Automated access to SharePoint. How to facilitate the work of the administrator and to establish control over the distribution of rights
Today, widespread use of SharePoint portals across the organization is becoming increasingly common. SharePoint is used not only as a tool for collaboration and editing documents, but also as a means of storing data, which often replaces the function of a file server.
Providing access to SharePoint resources is often a rather laborious process that falls entirely on the shoulders of SharePoint administrators. Depending on how it is regulated, control is also provided.
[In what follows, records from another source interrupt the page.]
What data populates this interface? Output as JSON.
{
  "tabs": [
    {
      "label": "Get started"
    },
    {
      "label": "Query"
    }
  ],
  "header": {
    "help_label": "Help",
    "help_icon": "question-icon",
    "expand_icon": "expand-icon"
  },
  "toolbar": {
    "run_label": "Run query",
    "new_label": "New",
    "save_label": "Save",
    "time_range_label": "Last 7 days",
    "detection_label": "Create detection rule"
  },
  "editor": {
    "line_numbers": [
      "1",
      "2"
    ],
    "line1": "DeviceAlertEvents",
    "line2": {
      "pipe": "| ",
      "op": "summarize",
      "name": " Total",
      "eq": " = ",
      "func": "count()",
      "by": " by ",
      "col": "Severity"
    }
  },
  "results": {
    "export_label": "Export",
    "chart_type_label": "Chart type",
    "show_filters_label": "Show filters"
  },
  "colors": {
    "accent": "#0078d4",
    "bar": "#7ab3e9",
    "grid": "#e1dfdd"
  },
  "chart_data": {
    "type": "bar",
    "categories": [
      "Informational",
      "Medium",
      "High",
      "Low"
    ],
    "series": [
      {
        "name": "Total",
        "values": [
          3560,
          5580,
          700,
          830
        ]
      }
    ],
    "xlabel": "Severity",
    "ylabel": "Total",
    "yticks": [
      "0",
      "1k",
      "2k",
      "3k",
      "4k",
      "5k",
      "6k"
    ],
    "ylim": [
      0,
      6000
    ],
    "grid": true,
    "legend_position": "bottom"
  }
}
In this case, the criteria by which access is granted to a particular user may not always be obvious.
Varonis DataPrivilege will help automate this process, freeing administrators from the work of providing access, and fully controlling it.
Let's imagine the following situation. The user is trying to open a SharePoint site page. And he sees the standard access denied page, which appears if there is no access. Then the administrator receives information that a certain user requests access to the resource. The administrator either grants or refuses this access.
In the presence of Varonis DataPrivilege, the request for access comes precisely to the person who is the "owner" of this resource. For example, uses it most often or is responsible for it. Moreover, the user can request perpetual access, and the person who authorizes this request can set the end date for access — and the system itself will automatically take this access. You can also “trim” the rights themselves if the authorizer believes that the level of access requested by the user is too high for his official duties. Similarly, a user can request access to SharePoint groups or AD groups. The request and approval mechanism is identical.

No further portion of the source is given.